3 A INCLUSÃO DO CONSUMIDOR NOS CONCEITOS DE REDE E AS IMPLICAÇÕES PARA PESQUISAS
O nascimento de redes está associado a um conjunto de fatores tais como as demandas contínuas dos consumidores por inovações e serviços, o acesso a informações, a tendência da valorização da customização, o que exige uma integração cada vez maior entre as empresas. Alguns desses itens mostram a importância da presença do consumidor como ator causal e participante da formação e rotinas das redes, o que é raramente considerado tanto nos artigos teóricos quanto nos relatos de casos. Para preencher a lacuna, propõe-se um modelo de rede que inclui o consumidor, conforme a demonstra a Figura 1, construída na forma de um sistema, cuja resposta de saída é o valor para o consumidor.
A figura mostra a unidade relacional entre atores, que é o nó, formada pelo conteúdo do fluxo e pelas decisões. Conforme conceitos de redes (GRANOVETTER, 1973; CASTELLS, 1999; GULATI; GARGIULO, 1999), cada ator mantém nós com outros atores, o que dá sentido e justificação à palavra "rede". A Figura 1, portanto, representa espacialmente a estrutura de uma rede a partir de sua unidade, o nó.

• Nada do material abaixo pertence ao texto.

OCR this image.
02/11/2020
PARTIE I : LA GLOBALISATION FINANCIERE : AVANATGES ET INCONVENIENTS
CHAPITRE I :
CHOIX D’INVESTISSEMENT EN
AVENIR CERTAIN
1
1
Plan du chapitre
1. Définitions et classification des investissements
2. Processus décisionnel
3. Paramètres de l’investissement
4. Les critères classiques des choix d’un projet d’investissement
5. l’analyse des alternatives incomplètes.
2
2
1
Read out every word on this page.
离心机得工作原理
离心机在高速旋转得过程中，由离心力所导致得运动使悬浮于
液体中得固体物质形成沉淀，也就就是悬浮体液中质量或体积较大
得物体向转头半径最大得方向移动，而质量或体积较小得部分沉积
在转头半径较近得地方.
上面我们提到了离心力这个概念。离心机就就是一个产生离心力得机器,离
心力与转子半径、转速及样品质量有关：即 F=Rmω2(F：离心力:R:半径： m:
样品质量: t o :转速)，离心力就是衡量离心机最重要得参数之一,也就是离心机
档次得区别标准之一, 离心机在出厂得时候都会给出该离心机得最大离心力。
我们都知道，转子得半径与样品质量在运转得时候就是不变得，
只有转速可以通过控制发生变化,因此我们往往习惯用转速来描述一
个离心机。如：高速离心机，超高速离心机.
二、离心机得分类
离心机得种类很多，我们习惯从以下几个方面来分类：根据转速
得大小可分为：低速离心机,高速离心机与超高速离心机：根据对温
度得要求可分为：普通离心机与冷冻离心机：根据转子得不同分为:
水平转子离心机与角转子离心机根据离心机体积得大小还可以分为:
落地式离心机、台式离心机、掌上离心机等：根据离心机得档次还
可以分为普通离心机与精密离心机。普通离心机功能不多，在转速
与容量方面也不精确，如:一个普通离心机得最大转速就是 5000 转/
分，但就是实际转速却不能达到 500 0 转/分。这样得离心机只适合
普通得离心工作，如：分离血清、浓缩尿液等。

Conforme Castells (1999), essa estrutura é influenciada por um subsistema superior constituído pelos modos de relações comerciais entre as pessoas, ou seja, os modos de produção, de consumo, de poder e de experiência. Finalmente, como pano de fundo e sistema mais amplo, os comportamentos dos atores são influenciados pelas variáveis sociais, ou seja, a confiança, as expectativas, as representações sociais e o comprometimento, que são o objeto desta investigação. Essa visão de um contexto associado às redes foi analisada e justificada por Anderson, Hakansson e Johanson (1994).
Comparado a outras construções de modelos de redes que servem de parâmetros para pesquisas, tais como em Tichy, Tushman e Fombrun (1979), Nohria e Eccles (1992), Gulati e Gargiulo (1999) e Hoffman, Molina-Morales, Martínez-Fernandez (2007), o modelo proposto resgata a finalidade tradicional da existência de organizações, que é o atendimento ao consumidor (DRUCKER, 1993). No campo específico do combate à pirataria, a não inclusão do consumidor como ator ativo pode ser, segundo nossa interpretação, um dos principais motivos para os resultados abaixo do esperado pelo governo. Tomando como exemplo o citado documento de 99 ações do CNCP, a estratégia funda-se na repressão governamental sobre os fornecedores e no esforço comercial das empresas prejudicadas, buscando valorizar os seus produtos. É interessante notar que, em trabalhos que analisaram a percepção dos próprios agentes do governo no combate à pirataria (RYNGELBLUM, 2005; RYNGELBLUM; GIGLIO, 2006), os entrevistados relataram entender a pirataria como uma rede, mas não se referiram ao consumidor como ator importante da sua manutenção. Neste artigo, afirmamos que é possível entender a manutenção da rede do comércio ilegal a partir da perspectiva do consumidor e desde aí construir uma estratégia de combate.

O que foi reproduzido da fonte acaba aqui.